Ma per popolo ancora vividi i ricordi delle violenze del regime

20 gennaio, 11:38

(di Diego Minuti) (ANSAmed) - ROMA, 20 GEN - Ogni regime dittatoriale, per affermare il suo controllo sul popolo, esercita la violenza e affida spesso ad oscuri personaggi il compito di annullare, drammaticamente, il rispetto della persona e dei diritti che essa vanta. Come coloro che (parliamo di chi esercita la tortura), per conto dello Stato, usano la violenza contro chi è "colpevole" solo di tacere e non denunciare. La Tunisia, nella sua storia recente, cioè dall'Indipendenza, ha avuto bisogno di affidare le proprie sorti a uomini forti. Lo ha fatto con Bourghiba, ancora oggi considerato il padre della patria, e lo ha fatto anche con Ben Ali, che mise in piedi una efficiente macchina repressiva, in un simulacro di democrazia buona soltanto per l'immagine della Tunisia all'estero. Se la struttura repressiva ufficiale aveva volti e voci ben conosciute (come Ali Seriati, capo della Guardia presidenziale e per tutti il vero uomo forte del regime, temutissimo anche in seno al gruppo di potere del dittatore)), ce ne sono stati altri rimasti confinati nell'ombra. Manovali del terrore cui il regime di Ben Ali fece ricorso, per oltre vent'anni, e che costituivano il nerbo di parti dello Stato mai ammessi nella loro esistenza. Ora, dopo quattro anni dalla caduta di Ben Ali, questi personaggi cominciano a manifestarsi volontariamente e non perché inseguiti dalla giustizia e lo stanno facendo per ottenere il perdono da parte di un Paese che conosceva benissimo la loro funzione, ma che li ha nascosti nei meandri più oscuri della memoria, quasi vergognandosene. Uno di questi torturatori, Al Hiwar Attounssi, ha affidato tale richiesta di perdono ad una intervista ad un canale televisivo privato. E questa richiesta sta suonando dolorosa per la Tunisia che probabilmente non ritiene che sia giunto il tempo per perdonare, sentendo ancora pulsanti le ferite inferte da chi il regime aveva incaricato di fare da aguzzini, nutriti dai cascami economici della dittatura.
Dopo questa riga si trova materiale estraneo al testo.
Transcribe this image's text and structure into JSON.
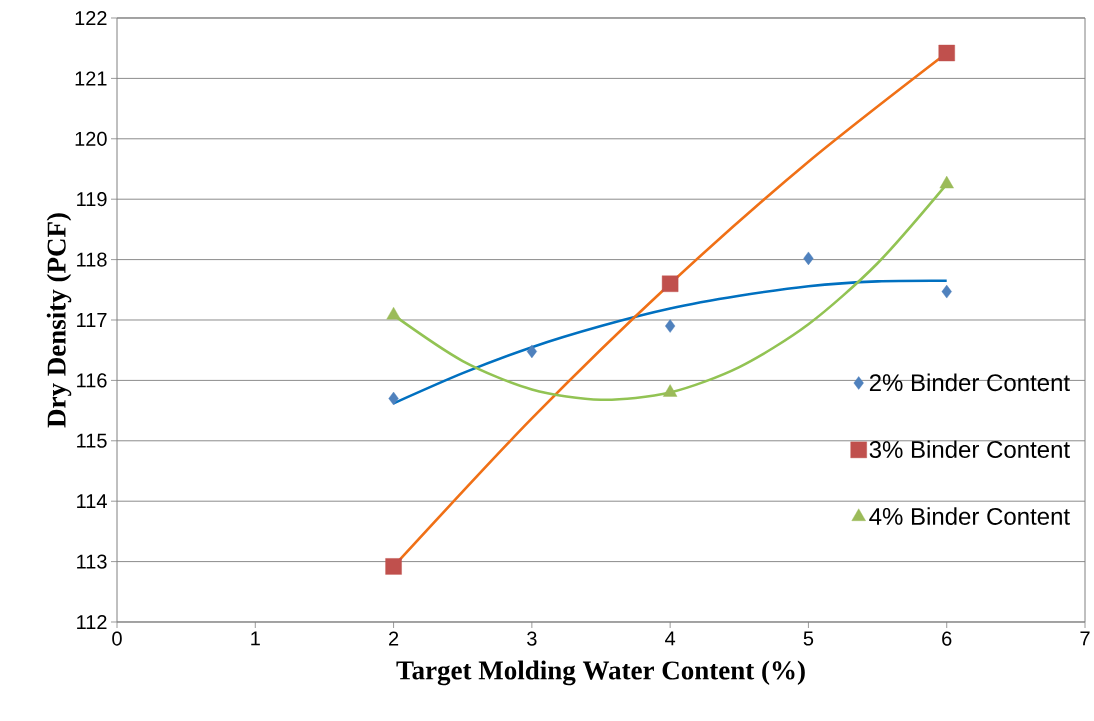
{
  "chart_data": {
    "type": "scatter",
    "xlabel": "Target Molding Water Content (%)",
    "ylabel": "Dry Density (PCF)",
    "xlim": [
      0,
      7
    ],
    "xticks": [
      0,
      1,
      2,
      3,
      4,
      5,
      6,
      7
    ],
    "ylim": [
      112,
      122
    ],
    "yticks": [
      112,
      113,
      114,
      115,
      116,
      117,
      118,
      119,
      120,
      121,
      122
    ],
    "grid": "y",
    "legend": "right",
    "series": [
      {
        "name": "2% Binder Content",
        "color": "#4f81bd",
        "marker": "diamond",
        "x": [
          2,
          3,
          4,
          5,
          6
        ],
        "values": [
          115.7,
          116.48,
          116.9,
          118.02,
          117.47
        ]
      },
      {
        "name": "3% Binder Content",
        "color": "#c0504d",
        "marker": "square",
        "x": [
          2,
          4,
          6
        ],
        "values": [
          112.92,
          117.6,
          121.42
        ]
      },
      {
        "name": "4% Binder Content",
        "color": "#9bbb59",
        "marker": "triangle",
        "x": [
          2,
          4,
          6
        ],
        "values": [
          117.08,
          115.8,
          119.25
        ]
      },
      {
        "type": "line",
        "color": "#0070c0",
        "x": [
          2,
          2.5,
          3,
          3.5,
          4,
          4.5,
          5,
          5.5,
          6
        ],
        "values": [
          115.62,
          116.12,
          116.55,
          116.9,
          117.19,
          117.4,
          117.56,
          117.64,
          117.65
        ]
      },
      {
        "type": "line",
        "color": "#f07016",
        "x": [
          2,
          3,
          4,
          5,
          6
        ],
        "values": [
          112.92,
          115.37,
          117.6,
          119.62,
          121.42
        ]
      },
      {
        "type": "line",
        "color": "#92c353",
        "x": [
          2,
          2.5,
          3,
          3.5,
          4,
          4.5,
          5,
          5.5,
          6
        ],
        "values": [
          117.08,
          116.32,
          115.85,
          115.68,
          115.8,
          116.22,
          116.93,
          117.94,
          119.25
        ]
      }
    ]
  }
}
Tutti sanno benissimo che nelle caserme della polizia, così come della Guardia nazionale che dell'Esercito esistevano delle stanze sul cui uscio venivano fermati democrazia e pietà. E, quando non era la tortura, ci pensavano le terribili condizioni delle prigioni, che hanno causato malattie che segnano ancora oggi il corpo di molti ex detenuti politici. Ma sino a che punto la Tunisia è disposta a perdonare? Il Paese, già poche settimane dopo la caduta di Ben Ali, fece una scelta ben precisa, quella di non mettere in piedi una Norimberga sul mare di Cartagine, "limitandosi" ad amministrare giustizia vera e non inquinata dalla sete di vendetta. Una scelta che ha evitato che scorresse del sangue (formalmente la pena di morte è ancora prevista per reati come l'alto tradimento), ma che ha lasciato un retrogusto amaro per chi sperava che tutto il marcio sarebbe stato spazzato. Così, in fondo, non è stato e la richiesta di perdono dei torturatori di Ben Ali appare come l'ultimo colpo di coda di un passato che tutti vogliono seppellire.(ANSAmed).